Hydroponic gardening is hard.

On Pinterest, there are plenty of posts of mason jars filled with dirt, leafy greens, and tomatoes set on beautiful sunlit counters. They make it look so simple. I, however, learned the hard way that providing your vegetables with enough sunlight and nutrients isn't so easy. My buttercrunch lettuce wasn't Pinterest–worthy, but it was my first of many quarantine hobbies.

It was March of 2020, the first month of quarantine following Penn’s decision to move to remote learning. The longer break meant more time to relax before school started up again. I planned to spend the time binging Netflix and working out.

But then things got worse. A lot worse. 

My first year at Penn was over. The friends I ate every meal with, studied in GSRs with, and spent late hours chatting with were only accessible via text. Classes moved online, leaving me with a lot more time on my hands.

As my friends and I spent longer and longer in our childhood bedrooms, the texts became fewer and farther between. The FaceTime calls became less frequent. For the first time during college, I felt like I didn’t have enough friends. Your first year is supposed to be when you “find your people." I felt cheated. 

I decided I wanted to come back to Penn in the fall and relive my first–year experience, but better. I wanted to talk to every stranger who sat next to me in big lecture halls. I wanted to join every club I could. 

My anxiety about making friends, though, would soon manifest into a summer–long parade of hyperactivity. Being lonely felt unnatural. Having so much free time felt criminal. I filled the empty space by picking up hobbies. 

Cue the hydroponic gardening. After a few dozen Amazon orders, I had crowded my house with lettuce–filled mason jars. But I lost interest midway through when I realized most of my plants weren't growing well. The few lettuce heads that survived made for a very depressing salad. 

Photography came second. My dad had an old DSLR camera in the basement. I got it out, charged it for the first time in years, and spent the next week watching beginner photography tutorials on YouTube. I learned all the basics and started practicing on the few subjects I had available around the house. My memory card is still filled with pictures of flowers from my backyard. But after a while, photography got old too.

Cooking was third. Over the summer, I found myself deep in food TikTok. I saved recipes that looked good and tried to recreate them.

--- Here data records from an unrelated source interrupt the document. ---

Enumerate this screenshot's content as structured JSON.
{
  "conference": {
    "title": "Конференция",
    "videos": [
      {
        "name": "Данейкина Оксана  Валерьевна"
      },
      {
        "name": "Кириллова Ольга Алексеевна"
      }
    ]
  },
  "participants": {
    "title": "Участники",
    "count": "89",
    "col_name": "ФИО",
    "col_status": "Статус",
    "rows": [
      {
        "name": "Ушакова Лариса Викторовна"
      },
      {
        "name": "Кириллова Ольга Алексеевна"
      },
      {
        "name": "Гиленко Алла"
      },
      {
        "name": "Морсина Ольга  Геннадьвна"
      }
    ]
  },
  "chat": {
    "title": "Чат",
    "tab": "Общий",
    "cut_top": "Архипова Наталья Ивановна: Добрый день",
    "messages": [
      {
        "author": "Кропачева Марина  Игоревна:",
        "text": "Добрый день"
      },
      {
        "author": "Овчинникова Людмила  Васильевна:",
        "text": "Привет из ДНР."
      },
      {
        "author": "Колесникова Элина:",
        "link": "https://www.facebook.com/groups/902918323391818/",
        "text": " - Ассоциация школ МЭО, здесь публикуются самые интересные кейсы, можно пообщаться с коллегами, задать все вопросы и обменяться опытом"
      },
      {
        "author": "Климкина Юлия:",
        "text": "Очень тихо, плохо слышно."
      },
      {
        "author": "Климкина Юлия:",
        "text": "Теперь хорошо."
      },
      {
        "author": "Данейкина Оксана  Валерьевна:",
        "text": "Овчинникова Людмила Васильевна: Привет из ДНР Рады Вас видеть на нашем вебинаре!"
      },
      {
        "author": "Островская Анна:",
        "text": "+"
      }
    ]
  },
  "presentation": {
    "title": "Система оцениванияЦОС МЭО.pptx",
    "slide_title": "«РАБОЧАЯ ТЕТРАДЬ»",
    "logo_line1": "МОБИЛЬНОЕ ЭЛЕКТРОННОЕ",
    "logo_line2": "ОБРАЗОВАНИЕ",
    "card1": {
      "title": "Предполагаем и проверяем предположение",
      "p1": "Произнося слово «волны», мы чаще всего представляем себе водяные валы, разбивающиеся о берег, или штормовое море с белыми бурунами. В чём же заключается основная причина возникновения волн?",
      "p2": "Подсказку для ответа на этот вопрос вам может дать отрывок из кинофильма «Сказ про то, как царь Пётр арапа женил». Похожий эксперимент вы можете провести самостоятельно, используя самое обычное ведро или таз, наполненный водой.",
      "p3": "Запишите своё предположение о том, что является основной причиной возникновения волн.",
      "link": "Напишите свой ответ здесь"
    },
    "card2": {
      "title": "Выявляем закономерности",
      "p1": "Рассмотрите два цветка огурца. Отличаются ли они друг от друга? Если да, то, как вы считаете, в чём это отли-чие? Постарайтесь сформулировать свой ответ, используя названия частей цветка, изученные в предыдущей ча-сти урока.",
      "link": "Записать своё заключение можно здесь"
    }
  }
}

I’ll admit, I whipped up some pretty delicious meals, but laziness eventually set in, and the daily cooking came to a halt.

My last and most ambitious quarantine endeavor was writing a book. A friend told me about a writing workshop that helps students publish books. I went all–in and even found an editor. I knew what I wanted to write about, and I devoted dozens of hours each week to interviewing people, researching, and drafting. 

But like my other short–lived hobbies, it all fell apart as I lost the willpower to continue. I finalized the introduction and a few chapters but couldn’t bring myself to write one more word. Just the thought of writing made me anxious. I ghosted my editor, and half of the chapters remain unwritten. 

One after the other, each quarantine hobby I picked up was like a band–aid. None cured my summer–long anxiety.

Being lonely sucked. I hated that I couldn’t make more friends because college was online. In my head, I thought pursuing these activities would be the key to new relationships. There must be some Penn students interested in gardening. Photography and cooking were sure to be useful to join some clubs. Writing a book? A great conversation starter.

I don’t think I was genuinely interested in any of those things. I was just compensating for my guilt about not meeting more people during my first year. 

I came into college with high expectations: I would know everyone on campus and make memories every week. It would be some of the best years of my life. There are moments when these dreams of a perfect college life are true. But there are also times that Penn is lonely. Burying myself in quarantine hobbies took my mind off of the isolation temporarily, but it couldn’t fix the problem. 

When the in–person semester resumed, I chose to put myself out there more than I did my first year. I’m happier than I was during quarantine, but there are still moments where I feel alone, even though I’m surrounded by friends. I’m realizing that’s okay—there’s no need to hide behind schoolwork or hobbies. I’m learning to embrace it.